Another example is myAgro, which enables farmers to purchase quality, climate-resilient agricultural inputs and extension services on ‘mobile layaway’ – by saving toward a larger purchase in small increments, over time. Farmers contribute to their savings digitally by purchasing scratch cards – the same way they top up their mobile phones with airtime – which they can access via the same mobile money agents. They buy scratch cards throughout the year, and when they reach their savings goals they will automatically be delivered a set of quality inputs before the first rains.
Scratch-card savings is an example of an inclusive fintech solution, designed specifically for low-income users that have a lumpy and uneven income distribution throughout the year and may find saving through other means difficult as other unexpected expenses arise. This savings product leverages the mental model of buying scratch cards for phone credit, allowing users to easily understand and start using it, and saves the money digitally.
2) Embedding fintech solutions into climate products and services
In the second case, there may be existing climate resilience solutions that can transform the lives of the underserved, but they are not yet reaching the people who need them most. Fintech can be embedded in these solutions as a horizontal layer, acting as an enabler to improve their access or affordability.
For example, companies providing solar home systems, such as M-KOPA, have leveraged fintech innovations like mobile money and remote sensors via PAYGo models to provide improved energy access to 83.7 million people globally, 8 million of whom were previously underserved and offgrid. The success of PAYGo solar and other embedded inclusive fintech models suggests that this could also be a powerful mechanism for expanding access to climate resilience solutions.
Another climate resilience solution that has extremely low penetration but potential for high impact on climate resilience is irrigation for smallholder farmers. However, smallholders often lack access to the financial services needed to purchase water pumps and irrigation equipment on credit, given the high cost for traditional financial institutions to extend their reach into rural areas.
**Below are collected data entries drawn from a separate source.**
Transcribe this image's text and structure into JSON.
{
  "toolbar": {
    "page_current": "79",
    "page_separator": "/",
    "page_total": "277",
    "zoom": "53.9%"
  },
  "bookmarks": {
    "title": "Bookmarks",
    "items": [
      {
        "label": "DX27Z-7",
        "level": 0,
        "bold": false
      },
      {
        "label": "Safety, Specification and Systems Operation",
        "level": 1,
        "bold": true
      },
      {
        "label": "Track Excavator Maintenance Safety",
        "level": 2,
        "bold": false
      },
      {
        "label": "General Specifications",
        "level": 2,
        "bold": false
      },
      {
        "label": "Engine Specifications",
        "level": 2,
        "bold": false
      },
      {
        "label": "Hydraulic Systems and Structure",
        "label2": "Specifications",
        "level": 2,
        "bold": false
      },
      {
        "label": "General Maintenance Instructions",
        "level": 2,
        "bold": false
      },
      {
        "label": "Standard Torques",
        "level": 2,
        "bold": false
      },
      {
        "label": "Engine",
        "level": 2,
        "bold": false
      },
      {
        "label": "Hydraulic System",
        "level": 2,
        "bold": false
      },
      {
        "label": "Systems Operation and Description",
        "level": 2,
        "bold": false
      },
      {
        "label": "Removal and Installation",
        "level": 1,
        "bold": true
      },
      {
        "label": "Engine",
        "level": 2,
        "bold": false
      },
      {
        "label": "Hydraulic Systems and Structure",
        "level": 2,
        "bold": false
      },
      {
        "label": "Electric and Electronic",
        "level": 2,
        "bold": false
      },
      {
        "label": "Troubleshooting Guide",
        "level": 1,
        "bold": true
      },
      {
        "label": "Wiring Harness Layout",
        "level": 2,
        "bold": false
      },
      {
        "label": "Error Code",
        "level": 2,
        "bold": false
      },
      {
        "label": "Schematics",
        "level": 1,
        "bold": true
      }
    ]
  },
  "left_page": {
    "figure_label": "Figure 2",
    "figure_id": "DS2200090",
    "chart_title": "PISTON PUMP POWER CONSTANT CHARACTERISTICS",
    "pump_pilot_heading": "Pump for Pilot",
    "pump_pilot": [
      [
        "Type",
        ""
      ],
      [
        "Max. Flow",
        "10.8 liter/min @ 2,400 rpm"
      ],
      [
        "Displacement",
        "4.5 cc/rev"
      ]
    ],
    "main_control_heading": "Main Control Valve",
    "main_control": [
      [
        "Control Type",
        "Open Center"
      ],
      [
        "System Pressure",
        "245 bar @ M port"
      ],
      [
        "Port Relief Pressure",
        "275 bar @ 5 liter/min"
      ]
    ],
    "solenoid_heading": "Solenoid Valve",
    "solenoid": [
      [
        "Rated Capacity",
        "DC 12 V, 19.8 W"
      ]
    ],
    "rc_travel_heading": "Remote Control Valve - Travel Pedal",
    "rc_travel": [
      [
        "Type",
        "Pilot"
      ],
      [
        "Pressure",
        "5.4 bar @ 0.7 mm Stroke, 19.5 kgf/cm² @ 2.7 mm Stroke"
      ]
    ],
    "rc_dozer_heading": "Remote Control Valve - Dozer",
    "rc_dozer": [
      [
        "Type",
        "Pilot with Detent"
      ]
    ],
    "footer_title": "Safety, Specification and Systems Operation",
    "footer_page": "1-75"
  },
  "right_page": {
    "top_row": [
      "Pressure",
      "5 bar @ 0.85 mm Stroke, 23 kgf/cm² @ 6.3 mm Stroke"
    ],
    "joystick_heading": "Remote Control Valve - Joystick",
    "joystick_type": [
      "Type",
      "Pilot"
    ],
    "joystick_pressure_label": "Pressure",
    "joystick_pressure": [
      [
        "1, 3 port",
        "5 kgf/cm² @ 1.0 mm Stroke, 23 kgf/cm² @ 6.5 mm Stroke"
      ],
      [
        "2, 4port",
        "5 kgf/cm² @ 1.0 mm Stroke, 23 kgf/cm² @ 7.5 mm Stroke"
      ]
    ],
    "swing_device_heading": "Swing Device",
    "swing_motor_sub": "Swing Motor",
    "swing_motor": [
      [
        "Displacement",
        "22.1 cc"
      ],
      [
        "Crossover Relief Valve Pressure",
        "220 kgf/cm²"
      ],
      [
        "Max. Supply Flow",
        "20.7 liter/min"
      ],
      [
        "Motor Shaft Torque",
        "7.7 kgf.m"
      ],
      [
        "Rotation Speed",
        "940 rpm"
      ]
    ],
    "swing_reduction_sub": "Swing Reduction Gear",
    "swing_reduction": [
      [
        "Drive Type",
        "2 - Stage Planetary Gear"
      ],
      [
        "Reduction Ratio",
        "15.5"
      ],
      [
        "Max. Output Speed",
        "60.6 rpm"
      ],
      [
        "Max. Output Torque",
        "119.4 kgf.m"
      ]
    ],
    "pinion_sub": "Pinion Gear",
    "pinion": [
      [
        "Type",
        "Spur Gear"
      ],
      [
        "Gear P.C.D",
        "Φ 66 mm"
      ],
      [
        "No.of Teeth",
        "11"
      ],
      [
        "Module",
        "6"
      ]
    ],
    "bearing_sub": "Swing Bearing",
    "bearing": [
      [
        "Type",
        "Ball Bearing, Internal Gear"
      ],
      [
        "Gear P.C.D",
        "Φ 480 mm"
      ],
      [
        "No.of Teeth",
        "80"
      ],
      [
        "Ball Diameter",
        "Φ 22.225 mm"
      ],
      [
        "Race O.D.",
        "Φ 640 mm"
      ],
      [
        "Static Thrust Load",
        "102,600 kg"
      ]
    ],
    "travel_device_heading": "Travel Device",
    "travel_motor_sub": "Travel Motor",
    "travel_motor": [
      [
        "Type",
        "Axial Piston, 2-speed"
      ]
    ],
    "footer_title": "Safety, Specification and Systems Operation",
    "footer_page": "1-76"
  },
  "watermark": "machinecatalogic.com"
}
Or, if there is credit available, they are unlikely to have financial data and a credit history to access it or may be charged exorbitant interest rates due to high perceived risk.
By combining inclusive fintech innovations like digital payments, remote sensing and lockout technology with innovations in farming equipment, companies like SunCulture, for instance, are able to offer flexible financing to unbanked, smallholder farmers in Kenya to purchase a high quality solar water pump and micro-irrigation kit.
Climate resilience solutions will require a combination of data, financing, and technology innovations in order to effectively scale and replicate. Looking ahead to the challenges of the next 5 years, we see the potential for inclusive fintech ventures and technologies to significantly impact one of the great challenges of our time – climate change.
In future blogs we will explore in more detail how the climate resilience ecosystem might learn from the development of the inclusive fintech sector, and announce BFA Global’s new work at the nexus of inclusive fintech and climate resilience.